Quelles sont les prochaines échéances pour OpenLLM ?

Nous allons très certainement organiser un hackathon sur deux ou trois jours à la rentrée. Pour le moment, nous sommes en train de définir nos spécifications de manière collaborative avec tous les acteurs au sein du serveur Discord, de façon transparente et publique. L'idée du hackathon est de pouvoir matérialiser les différentes étapes sur une feuille de route stratégique et de lancer les travaux en les répartissant. Nous travaillons également à structurer le groupe sous la forme d'une entreprise pour soutenir la poursuite des travaux. On attend également des réponses du côté de Mistral dans le but d'une éventuelle collaboration.
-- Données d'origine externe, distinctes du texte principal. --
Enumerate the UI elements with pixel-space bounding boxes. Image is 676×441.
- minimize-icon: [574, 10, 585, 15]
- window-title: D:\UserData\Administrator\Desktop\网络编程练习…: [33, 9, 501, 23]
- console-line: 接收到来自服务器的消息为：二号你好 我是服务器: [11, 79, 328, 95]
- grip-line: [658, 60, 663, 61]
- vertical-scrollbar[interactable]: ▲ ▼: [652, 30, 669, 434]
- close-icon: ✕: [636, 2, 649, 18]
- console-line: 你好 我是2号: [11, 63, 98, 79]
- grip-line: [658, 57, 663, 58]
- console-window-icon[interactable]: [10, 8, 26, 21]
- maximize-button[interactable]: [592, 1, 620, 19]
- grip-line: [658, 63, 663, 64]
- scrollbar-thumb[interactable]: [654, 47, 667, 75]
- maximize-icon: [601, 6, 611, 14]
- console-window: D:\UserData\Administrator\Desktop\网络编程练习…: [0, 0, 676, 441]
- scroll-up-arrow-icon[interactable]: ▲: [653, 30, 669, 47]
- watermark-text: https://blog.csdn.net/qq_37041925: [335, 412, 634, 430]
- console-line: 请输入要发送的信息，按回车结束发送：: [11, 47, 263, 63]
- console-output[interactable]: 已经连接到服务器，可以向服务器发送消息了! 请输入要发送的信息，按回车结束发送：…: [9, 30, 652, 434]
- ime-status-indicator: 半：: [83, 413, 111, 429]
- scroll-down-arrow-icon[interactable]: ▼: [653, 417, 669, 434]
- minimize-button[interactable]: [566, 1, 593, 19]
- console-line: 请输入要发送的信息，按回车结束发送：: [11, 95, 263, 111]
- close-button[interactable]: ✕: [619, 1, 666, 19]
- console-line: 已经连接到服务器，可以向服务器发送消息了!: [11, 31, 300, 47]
Nous envisageons de constituer un consortium pour répondre à l'appel à projet qui a été lancé par la BPI et la DGE sur les IA génératives, avec une approche la plus large possible.

"La grande inconnue de notre côté, c'est Mistral"

Nous nous posons la question d'une coopération. Il y a certainement pas mal de choses que l'on peut mettre en commun, sur les cas d'usage et sur la distribution de l'innovation. Dans les prochaines semaines, j'ai plusieurs réunions très importantes. Je vais prochainement rencontrer la Direction interministérielle du numérique. La grande inconnue de notre côté, c'est Mistral. Je passe par différents canaux pour avoir un échange avec l'équipe fondatrice pour savoir exactement ce qu'ils veulent faire. Qu'est-ce qu'ils appellent un modèle open source ? Nous essayons de voir si on peut coopérer avec eux. L'idée c'est d'être dans un domaine de coopération et d'élargissement de cette communauté. Le but n'est pas de refaire deux fois le même travail. Nous n'en avons ni les moyens, ni le temps.